Budget Priority | % first choice | % second choice |
Crime and safety | 38 | 24 |
Crime/violence | 20 | 13 |
More police funding / police issues | 10 | 6 |
Public safety | 10 | 5 |
Education / Public Schools | 8 | 5 |
Housing costs / affordability | 10 | 6 |
Street and sidewalk maintenance | 8 | 8 |
Jobs / Keeping business | 7 | 11 |
Youth activities | 3 | 3 |
Homelessness | 2 | 4 |
Public transportation / buses | 2 | 2 |
We are particularly impressed by the fact that these were spontaneous answers to open-ended questions, not a selection from choices. This is much more compelling than responses to multiple choice polling questions.
So the answer should be clear to the City Council, the Mayor, the City Administrator and the budget office: more than anything else, Oaklanders want to be safe. This priority should guide everything that happens during the budget process over the next four months.

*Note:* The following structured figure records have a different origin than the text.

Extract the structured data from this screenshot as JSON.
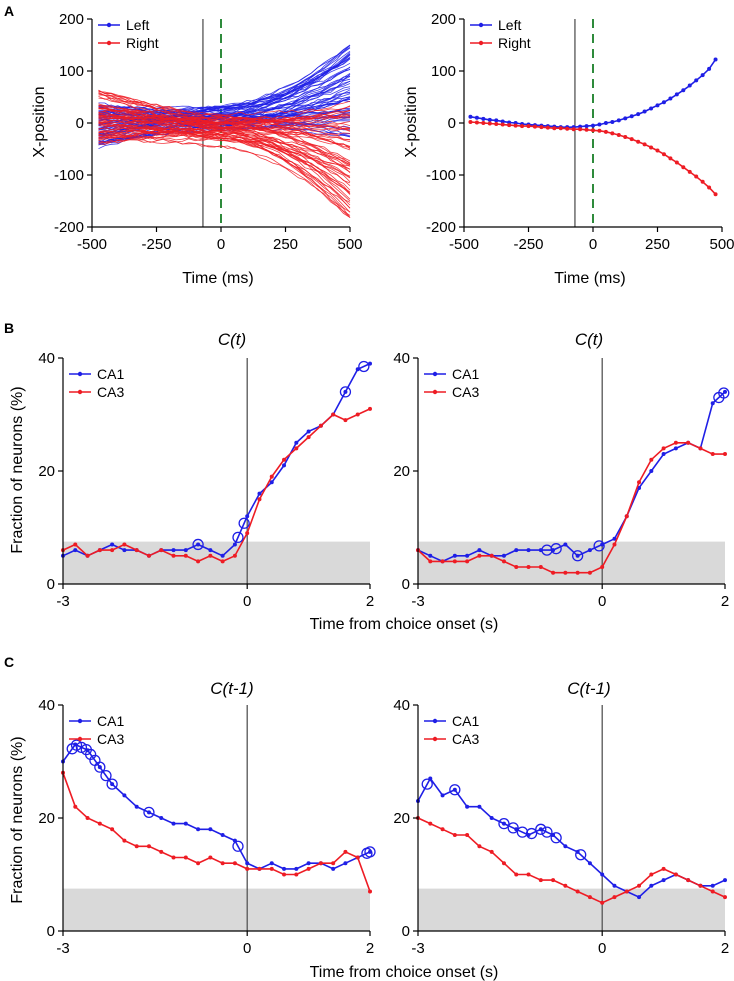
{
  "figure": {
    "panel_a": "A",
    "panel_b": "B",
    "panel_c": "C",
    "xlabel_ms": "Time (ms)",
    "ylabel_pos": "X-position",
    "xlabel_choice": "Time from choice onset (s)",
    "ylabel_frac": "Fraction of neurons (%)",
    "title_b": "C(t)",
    "title_c": "C(t-1)",
    "legend_left": "Left",
    "legend_right": "Right",
    "legend_ca1": "CA1",
    "legend_ca3": "CA3"
  },
  "colors": {
    "blue": "#1f1fe6",
    "red": "#ee1c24",
    "gray_band": "#d9d9d9",
    "green_dash": "#2e8b3c",
    "vline": "#555555"
  },
  "chart_data": [
    {
      "id": "A1",
      "type": "line",
      "title": "",
      "xlabel": "Time (ms)",
      "ylabel": "X-position",
      "xlim": [
        -500,
        500
      ],
      "ylim": [
        -200,
        200
      ],
      "xticks": [
        -500,
        -250,
        0,
        250,
        500
      ],
      "xtick_labels": [
        "-500",
        "-250",
        "0",
        "250",
        "500"
      ],
      "yticks": [
        -200,
        -100,
        0,
        100,
        200
      ],
      "ytick_labels": [
        "-200",
        "-100",
        "0",
        "100",
        "200"
      ],
      "vline_solid": -70,
      "vline_dashed": 0,
      "legend": [
        "Left",
        "Right"
      ],
      "note": "Individual trial trajectories (many trials per side)",
      "trial_bundles": [
        {
          "name": "Left",
          "color": "blue",
          "n": 60,
          "start_range": [
            -50,
            40
          ],
          "end_range": [
            -30,
            155
          ]
        },
        {
          "name": "Right",
          "color": "red",
          "n": 60,
          "start_range": [
            -40,
            65
          ],
          "end_range": [
            -190,
            40
          ]
        }
      ]
    },
    {
      "id": "A2",
      "type": "line",
      "title": "",
      "xlabel": "Time (ms)",
      "ylabel": "X-position",
      "xlim": [
        -500,
        500
      ],
      "ylim": [
        -200,
        200
      ],
      "xticks": [
        -500,
        -250,
        0,
        250,
        500
      ],
      "xtick_labels": [
        "-500",
        "-250",
        "0",
        "250",
        "500"
      ],
      "yticks": [
        -200,
        -100,
        0,
        100,
        200
      ],
      "ytick_labels": [
        "-200",
        "-100",
        "0",
        "100",
        "200"
      ],
      "vline_solid": -70,
      "vline_dashed": 0,
      "legend": [
        "Left",
        "Right"
      ],
      "x": [
        -475,
        -450,
        -425,
        -400,
        -375,
        -350,
        -325,
        -300,
        -275,
        -250,
        -225,
        -200,
        -175,
        -150,
        -125,
        -100,
        -75,
        -50,
        -25,
        0,
        25,
        50,
        75,
        100,
        125,
        150,
        175,
        200,
        225,
        250,
        275,
        300,
        325,
        350,
        375,
        400,
        425,
        450,
        475
      ],
      "series": [
        {
          "name": "Left",
          "color": "blue",
          "values": [
            12,
            10,
            8,
            6,
            5,
            3,
            1,
            0,
            -2,
            -3,
            -4,
            -5,
            -6,
            -7,
            -8,
            -8,
            -8,
            -7,
            -6,
            -5,
            -3,
            0,
            2,
            5,
            9,
            13,
            17,
            22,
            28,
            34,
            40,
            47,
            55,
            63,
            72,
            82,
            92,
            104,
            122
          ]
        },
        {
          "name": "Right",
          "color": "red",
          "values": [
            2,
            1,
            0,
            -1,
            -2,
            -3,
            -4,
            -5,
            -6,
            -6,
            -7,
            -8,
            -9,
            -10,
            -10,
            -11,
            -12,
            -12,
            -13,
            -14,
            -15,
            -17,
            -20,
            -23,
            -27,
            -31,
            -36,
            -41,
            -47,
            -53,
            -60,
            -68,
            -76,
            -85,
            -94,
            -103,
            -113,
            -124,
            -137
          ]
        }
      ]
    },
    {
      "id": "B1",
      "type": "line",
      "title": "C(t)",
      "xlabel": "",
      "ylabel": "Fraction of neurons (%)",
      "xlim": [
        -3,
        2
      ],
      "ylim": [
        0,
        40
      ],
      "xticks": [
        -3,
        0,
        2
      ],
      "xtick_labels": [
        "-3",
        "0",
        "2"
      ],
      "yticks": [
        0,
        20,
        40
      ],
      "ytick_labels": [
        "0",
        "20",
        "40"
      ],
      "vline_solid": 0,
      "shaded_band": [
        0,
        7.5
      ],
      "legend": [
        "CA1",
        "CA3"
      ],
      "x": [
        -3.0,
        -2.8,
        -2.6,
        -2.4,
        -2.2,
        -2.0,
        -1.8,
        -1.6,
        -1.4,
        -1.2,
        -1.0,
        -0.8,
        -0.6,
        -0.4,
        -0.2,
        0.0,
        0.2,
        0.4,
        0.6,
        0.8,
        1.0,
        1.2,
        1.4,
        1.6,
        1.8,
        2.0
      ],
      "series": [
        {
          "name": "CA1",
          "color": "blue",
          "values": [
            5,
            6,
            5,
            6,
            7,
            6,
            6,
            5,
            6,
            6,
            6,
            7,
            6,
            5,
            7,
            12,
            16,
            18,
            21,
            25,
            27,
            28,
            30,
            34,
            38,
            39
          ]
        },
        {
          "name": "CA3",
          "color": "red",
          "values": [
            6,
            7,
            5,
            6,
            6,
            7,
            6,
            5,
            6,
            5,
            5,
            4,
            5,
            4,
            5,
            9,
            15,
            19,
            22,
            24,
            26,
            28,
            30,
            29,
            30,
            31
          ]
        }
      ],
      "sig_markers": [
        {
          "series": "CA1",
          "x": [
            -0.8,
            -0.15,
            -0.05,
            1.6,
            1.9
          ]
        }
      ]
    },
    {
      "id": "B2",
      "type": "line",
      "title": "C(t)",
      "xlabel": "",
      "ylabel": "",
      "xlim": [
        -3,
        2
      ],
      "ylim": [
        0,
        40
      ],
      "xticks": [
        -3,
        0,
        2
      ],
      "xtick_labels": [
        "-3",
        "0",
        "2"
      ],
      "yticks": [
        0,
        20,
        40
      ],
      "ytick_labels": [
        "0",
        "20",
        "40"
      ],
      "vline_solid": 0,
      "shaded_band": [
        0,
        7.5
      ],
      "legend": [
        "CA1",
        "CA3"
      ],
      "x": [
        -3.0,
        -2.8,
        -2.6,
        -2.4,
        -2.2,
        -2.0,
        -1.8,
        -1.6,
        -1.4,
        -1.2,
        -1.0,
        -0.8,
        -0.6,
        -0.4,
        -0.2,
        0.0,
        0.2,
        0.4,
        0.6,
        0.8,
        1.0,
        1.2,
        1.4,
        1.6,
        1.8,
        2.0
      ],
      "series": [
        {
          "name": "CA1",
          "color": "blue",
          "values": [
            6,
            5,
            4,
            5,
            5,
            6,
            5,
            5,
            6,
            6,
            6,
            6,
            7,
            5,
            6,
            7,
            8,
            12,
            17,
            20,
            23,
            24,
            25,
            24,
            32,
            34
          ]
        },
        {
          "name": "CA3",
          "color": "red",
          "values": [
            6,
            4,
            4,
            4,
            4,
            5,
            5,
            4,
            3,
            3,
            3,
            2,
            2,
            2,
            2,
            3,
            7,
            12,
            18,
            22,
            24,
            25,
            25,
            24,
            23,
            23
          ]
        }
      ],
      "sig_markers": [
        {
          "series": "CA1",
          "x": [
            -0.9,
            -0.75,
            -0.4,
            -0.05,
            1.9,
            1.98
          ]
        }
      ]
    },
    {
      "id": "C1",
      "type": "line",
      "title": "C(t-1)",
      "xlabel": "Time from choice onset (s)",
      "ylabel": "Fraction of neurons (%)",
      "xlim": [
        -3,
        2
      ],
      "ylim": [
        0,
        40
      ],
      "xticks": [
        -3,
        0,
        2
      ],
      "xtick_labels": [
        "-3",
        "0",
        "2"
      ],
      "yticks": [
        0,
        20,
        40
      ],
      "ytick_labels": [
        "0",
        "20",
        "40"
      ],
      "vline_solid": 0,
      "shaded_band": [
        0,
        7.5
      ],
      "legend": [
        "CA1",
        "CA3"
      ],
      "x": [
        -3.0,
        -2.8,
        -2.6,
        -2.4,
        -2.2,
        -2.0,
        -1.8,
        -1.6,
        -1.4,
        -1.2,
        -1.0,
        -0.8,
        -0.6,
        -0.4,
        -0.2,
        0.0,
        0.2,
        0.4,
        0.6,
        0.8,
        1.0,
        1.2,
        1.4,
        1.6,
        1.8,
        2.0
      ],
      "series": [
        {
          "name": "CA1",
          "color": "blue",
          "values": [
            30,
            33,
            32,
            29,
            26,
            24,
            22,
            21,
            20,
            19,
            19,
            18,
            18,
            17,
            16,
            12,
            11,
            12,
            11,
            11,
            12,
            12,
            11,
            12,
            13,
            14
          ]
        },
        {
          "name": "CA3",
          "color": "red",
          "values": [
            28,
            22,
            20,
            19,
            18,
            16,
            15,
            15,
            14,
            13,
            13,
            12,
            13,
            12,
            12,
            11,
            11,
            11,
            10,
            10,
            11,
            12,
            12,
            14,
            13,
            7
          ]
        }
      ],
      "sig_markers": [
        {
          "series": "CA1",
          "x": [
            -2.85,
            -2.78,
            -2.7,
            -2.62,
            -2.55,
            -2.48,
            -2.4,
            -2.3,
            -2.2,
            -1.6,
            -0.15,
            1.95,
            2.0
          ]
        }
      ]
    },
    {
      "id": "C2",
      "type": "line",
      "title": "C(t-1)",
      "xlabel": "Time from choice onset (s)",
      "ylabel": "",
      "xlim": [
        -3,
        2
      ],
      "ylim": [
        0,
        40
      ],
      "xticks": [
        -3,
        0,
        2
      ],
      "xtick_labels": [
        "-3",
        "0",
        "2"
      ],
      "yticks": [
        0,
        20,
        40
      ],
      "ytick_labels": [
        "0",
        "20",
        "40"
      ],
      "vline_solid": 0,
      "shaded_band": [
        0,
        7.5
      ],
      "legend": [
        "CA1",
        "CA3"
      ],
      "x": [
        -3.0,
        -2.8,
        -2.6,
        -2.4,
        -2.2,
        -2.0,
        -1.8,
        -1.6,
        -1.4,
        -1.2,
        -1.0,
        -0.8,
        -0.6,
        -0.4,
        -0.2,
        0.0,
        0.2,
        0.4,
        0.6,
        0.8,
        1.0,
        1.2,
        1.4,
        1.6,
        1.8,
        2.0
      ],
      "series": [
        {
          "name": "CA1",
          "color": "blue",
          "values": [
            23,
            27,
            24,
            25,
            22,
            22,
            20,
            19,
            18,
            17,
            18,
            17,
            15,
            14,
            12,
            10,
            8,
            7,
            6,
            8,
            9,
            10,
            9,
            8,
            8,
            9
          ]
        },
        {
          "name": "CA3",
          "color": "red",
          "values": [
            20,
            19,
            18,
            17,
            17,
            15,
            14,
            12,
            10,
            10,
            9,
            9,
            8,
            7,
            6,
            5,
            6,
            7,
            8,
            10,
            11,
            10,
            9,
            8,
            7,
            6
          ]
        }
      ],
      "sig_markers": [
        {
          "series": "CA1",
          "x": [
            -2.85,
            -2.4,
            -1.6,
            -1.45,
            -1.3,
            -1.15,
            -1.0,
            -0.9,
            -0.75,
            -0.35
          ]
        }
      ]
    }
  ]
}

And Make Oakland Better Now! will be there to deliver that message to the city, and to let you know how the process is going.
I don’t see why the fire dept couldn’t take some of the police calls if the police are swamped…I notice when traffic lights are out a policeman accompanys the repairman while he fixes the lights..Why couldn’t the nearest fire company take the place of the cop when needed???
Great idea! Firemen can chase drive-by perps in a hook-and-ladder and then hose them into submission!
Since most of the General Fund is already spent on OPD, looks like the Council has already met our priority requirements and the status quo can continue.
Yes – I do want to be safe – however crime is not the only danger. Wild lands fire reaching the city is a concern. Also I understand the city devotes zero of so called “discretionary funds” to maintaining roads. To me Zero is too little.